I am using the official Micorsoft documentation: https://learn.microsoft.com/en-us/azure/storage/blobs/data-lake-storage-directory-file-acl-python
Besides the authentification, this part:
def upload_file_to_directory():
try:
file_system_client = service_client.get_file_system_client(file_system="my-file-system")
directory_client = file_system_client.get_directory_client("my-directory")
file_client = directory_client.create_file("uploaded-file.txt")
local_file = open("C:\\file-to-upload.txt",'r')
file_contents = local_file.read()
file_client.append_data(data=file_contents, offset=0, length=len(file_contents))
file_client.flush_data(len(file_contents))
except Exception as e:
print(e)
When I use the code to upload a small csv file, it works totally fine. The csv file is uploaded and when I download the file I can open it without any problems.
If I convert the same data frame to a small parquet file and upload the file, the upload works fine. But when I download the file and try to open it, I get the error message:
ArrowInvalid: Parquet magic bytes not found in footer. Either the file is corrupted or this is not a parquet file.
If I read the Parquet fiel directly without uploading, it works fine.

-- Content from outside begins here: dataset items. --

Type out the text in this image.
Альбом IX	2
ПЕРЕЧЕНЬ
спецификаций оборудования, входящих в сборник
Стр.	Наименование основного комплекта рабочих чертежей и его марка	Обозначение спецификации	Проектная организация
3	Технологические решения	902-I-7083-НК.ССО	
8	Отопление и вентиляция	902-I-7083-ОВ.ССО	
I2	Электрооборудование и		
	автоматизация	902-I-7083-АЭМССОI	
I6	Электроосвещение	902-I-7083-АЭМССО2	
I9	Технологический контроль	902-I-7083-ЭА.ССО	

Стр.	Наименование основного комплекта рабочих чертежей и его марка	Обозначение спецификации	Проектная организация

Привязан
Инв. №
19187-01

Does anyone have a suggestion how I need to modify the code so I don't destroy my parquet file?
Thanks!
Upvotes: 0
Views: 2459
Reputation: 108
I just resolved this error in my project today.
I am using pyarrow.parquet.write_table
to write my Parquet file.
I was passing a native Python file object to the where
parameter, which somehow caused the footer to never get written.
When I switched to using PyArrow output streams instead of native Python file objects, the footer got written correctly on stream close, which resolved this issue for me.
Upvotes: 0
Reputation: 8660
I'm not sure what's wrong with your code(It seems your code is not complete), you can have a try this code, it works on my side:
try:
file_system_client = service_client.get_file_system_client(file_system="my-file-system")
directory_client = file_system_client.get_directory_client("my-directory")
file_client = directory_client.create_file("data.parquet")
df = pd.DataFrame({'one': [-1, np.nan, 2.5],
'two': ['foo', 'bar', 'baz'],
'three': [True, False, True]},
index=list('abc')).to_parquet()
file_client.append_data(data=df, offset=0, length=len(df))
file_client.flush_data(len(df))
except Exception as e:
print(e)
Upvotes: 1